La polizia brasiliana ritiene che Marielle Franco sia rimasta vittima di un agguato compiuto da diversi sicari a bordo di almeno due auto. Gli investigatori hanno infatti scoperto attraverso i filmati di alcune telecamere di sicurezza che un’auto ha atteso per due ore davanti alla Casas das Pretas, l’associazione dove l’attivista per i diritti umani uccisa stava partecipando ad un evento contro il razzismo. Quando Marielle Franco è uscita, i sicari hanno seguito per almeno quattro chilometri la sua auto prima di tendere l’agguato mortale. L’auto dei sicari si è affiancata a quella della consigliera comunale ed è partita una raffica di colpi da circa due metri di distanza. Quattro proiettili hanno raggiunto la donna, 38 anni, e tre il suo autista, Anderson Gomes, 39, morti all’istante. Illesa invece un’assistente diMarielle Franco, che sta collaborando alle indagini. La principale pista che la polizia carioca sta seguendo è quella di una esecuzione, visto che i banditi hanno aperto il fuoco per uccidere e non hanno prelevato nulla. Sul luogo dell’agguato sono stati trovati nove bossoli calibro 9. Secondo i rilievi balistici, i colpi sono andati quasi tutti a segno e pertanto gli investigatori ritengono che a sparare siano stati sicari esperti. Marielle Franco era una delle voci più autorevoli contro la violenza della polizia militare nelle favelas di Rio. Al suo primo mandato al consiglio comunale, era cresciuta nella favela Complexo da Marè, che comprende 16 baraccopoli, e si era dichiarata contraria alla militarizzazione delle forze di polizia decisa dal governo centrale giusto un mese fa. Migliaia di persone sono scese in piazza in diverse città del Brasile per protestare contro l’omicidio della giovane attivista, che ha creato un’ondata di sdegno anche sulle reti sociali. La figlia di Marielle, Luyara, ha scritto: «Hanno ucciso mia madre e altri 46 mila elettori! Continueremo la tua lotta! Ti amo».

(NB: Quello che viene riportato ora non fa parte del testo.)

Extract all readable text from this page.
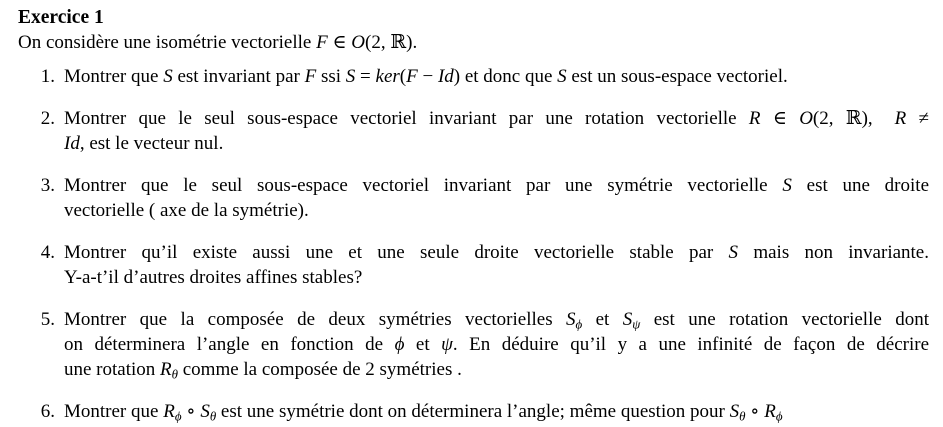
Exercice 1
On considère une isométrie vectorielle F ∈ O(2, ℝ).
1. Montrer que S est invariant par F ssi S = ker(F − Id) et donc que S est un sous-espace vectoriel.
2. Montrer que le seul sous-espace vectoriel invariant par une rotation vectorielle R ∈ O(2, ℝ), R ≠
Id, est le vecteur nul.
3. Montrer que le seul sous-espace vectoriel invariant par une symétrie vectorielle S est une droite
vectorielle ( axe de la symétrie).
4. Montrer qu’il existe aussi une et une seule droite vectorielle stable par S mais non invariante.
Y-a-t’il d’autres droites affines stables?
5. Montrer que la composée de deux symétries vectorielles Sϕ et Sψ est une rotation vectorielle dont
on déterminera l’angle en fonction de ϕ et ψ. En déduire qu’il y a une infinité de façon de décrire
une rotation Rθ comme la composée de 2 symétries .
6. Montrer que Rϕ ∘ Sθ est une symétrie dont on déterminera l’angle; même question pour Sθ ∘ Rϕ
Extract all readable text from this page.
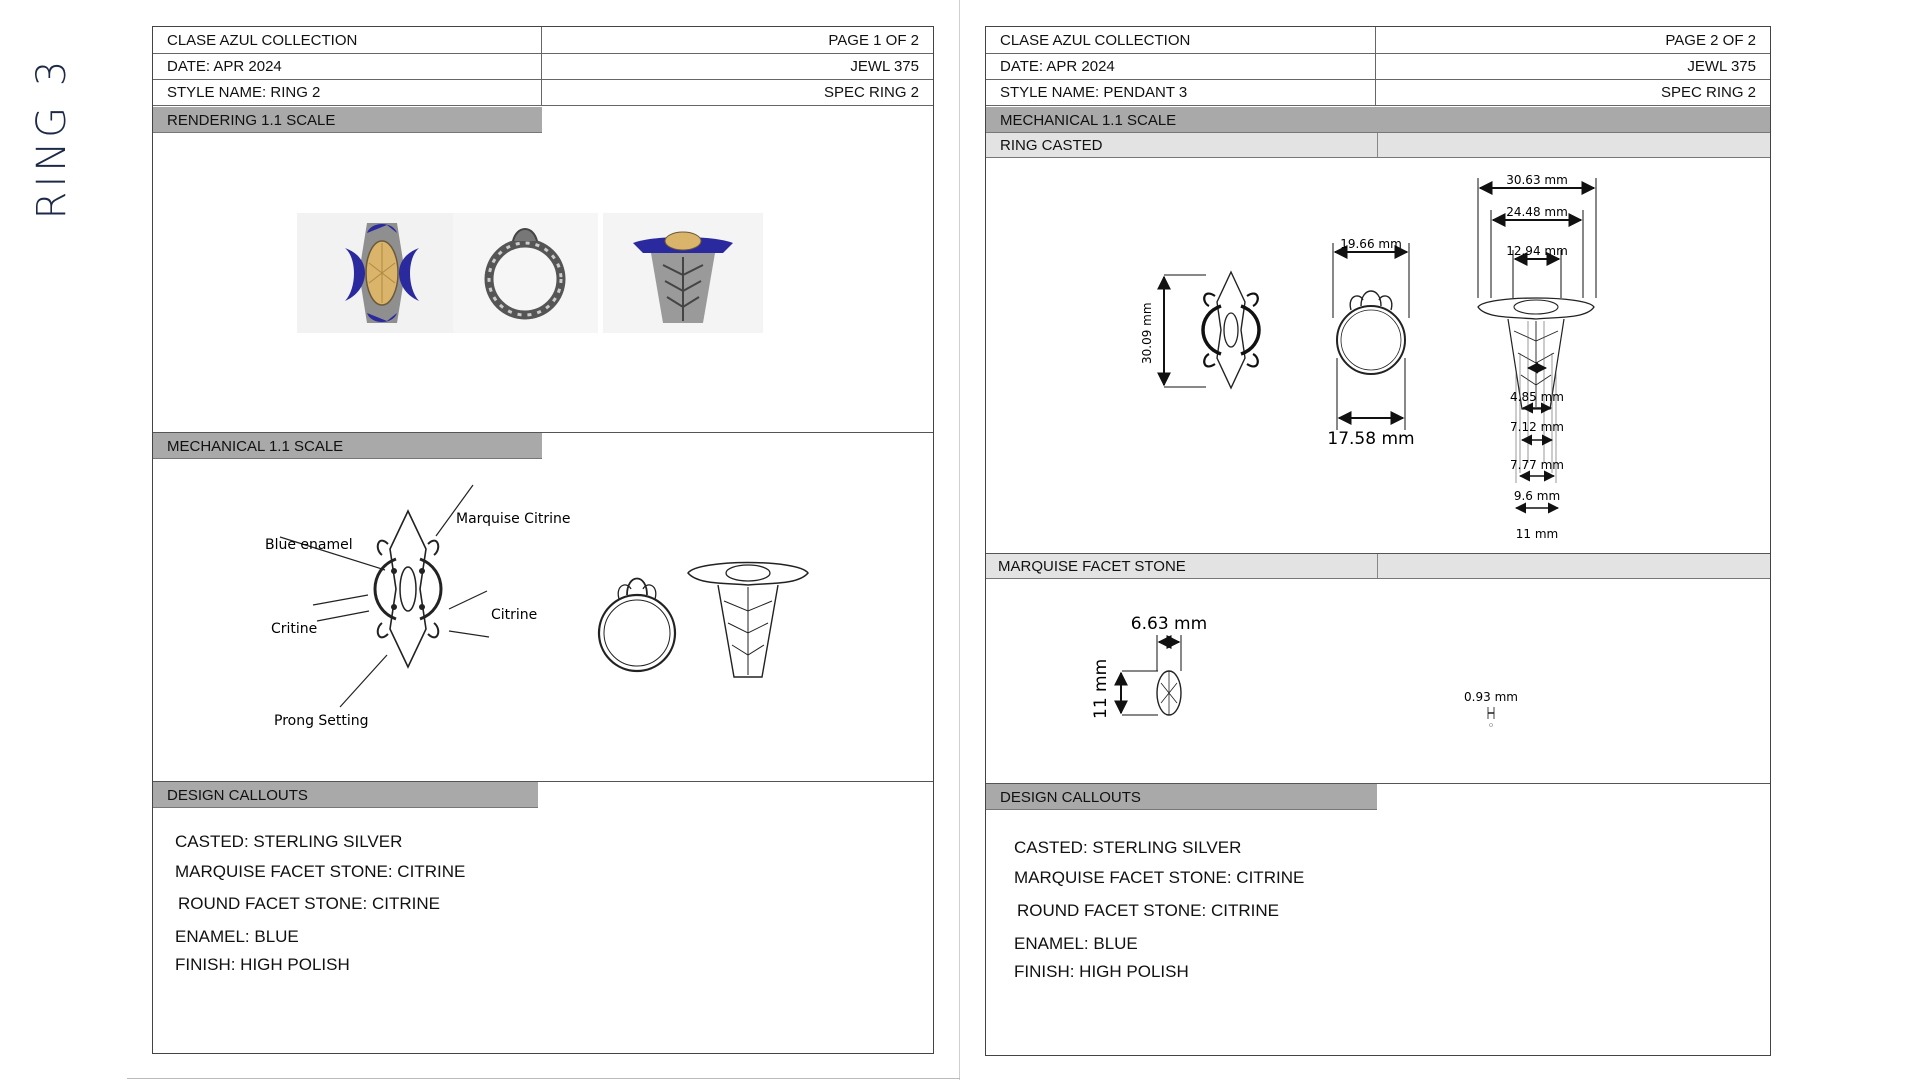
RING 3
CLASE AZUL COLLECTION	PAGE 1 OF 2
DATE: APR 2024	JEWL 375
STYLE NAME: RING 2	SPEC RING 2
RENDERING 1.1 SCALE
MECHANICAL 1.1 SCALE
Blue enamel
Marquise Citrine
Critine
Citrine
Prong Setting
DESIGN CALLOUTS
CASTED: STERLING SILVER
MARQUISE FACET STONE: CITRINE
ROUND FACET STONE: CITRINE
ENAMEL: BLUE
FINISH: HIGH POLISH
CLASE AZUL COLLECTION	PAGE 2 OF 2
DATE: APR 2024	JEWL 375
STYLE NAME: PENDANT 3	SPEC RING 2
MECHANICAL 1.1 SCALE
RING CASTED
30.09 mm
19.66 mm
17.58 mm
30.63 mm
24.48 mm
12.94 mm
4.85 mm
7.12 mm
7.77 mm
9.6 mm
11 mm
MARQUISE FACET STONE
6.63 mm
11 mm	0.93 mm
DESIGN CALLOUTS
CASTED: STERLING SILVER
MARQUISE FACET STONE: CITRINE
ROUND FACET STONE: CITRINE
ENAMEL: BLUE
FINISH: HIGH POLISH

Migliaia di persone sono scese a manifestare in piazza in Brasile già ieri sera. Migliaia, riportano i media brasiliani, hanno inoltre manifestato in strada a San Paolo e proteste sono state programmate in oltre dieci città del Paese, come Salvador, Recife, Belo Horizonte e Belem.

Compagne e compagni di Marielle hanno manifestato oggi a Dublino, Londra, Montreal, Washington, New York, Barcellona, Bogotà. Domani si manifesterà a Parigi, domenica a Berlino, lunediì a Lisbona e Braga in Portogallo e martedì a Madrid.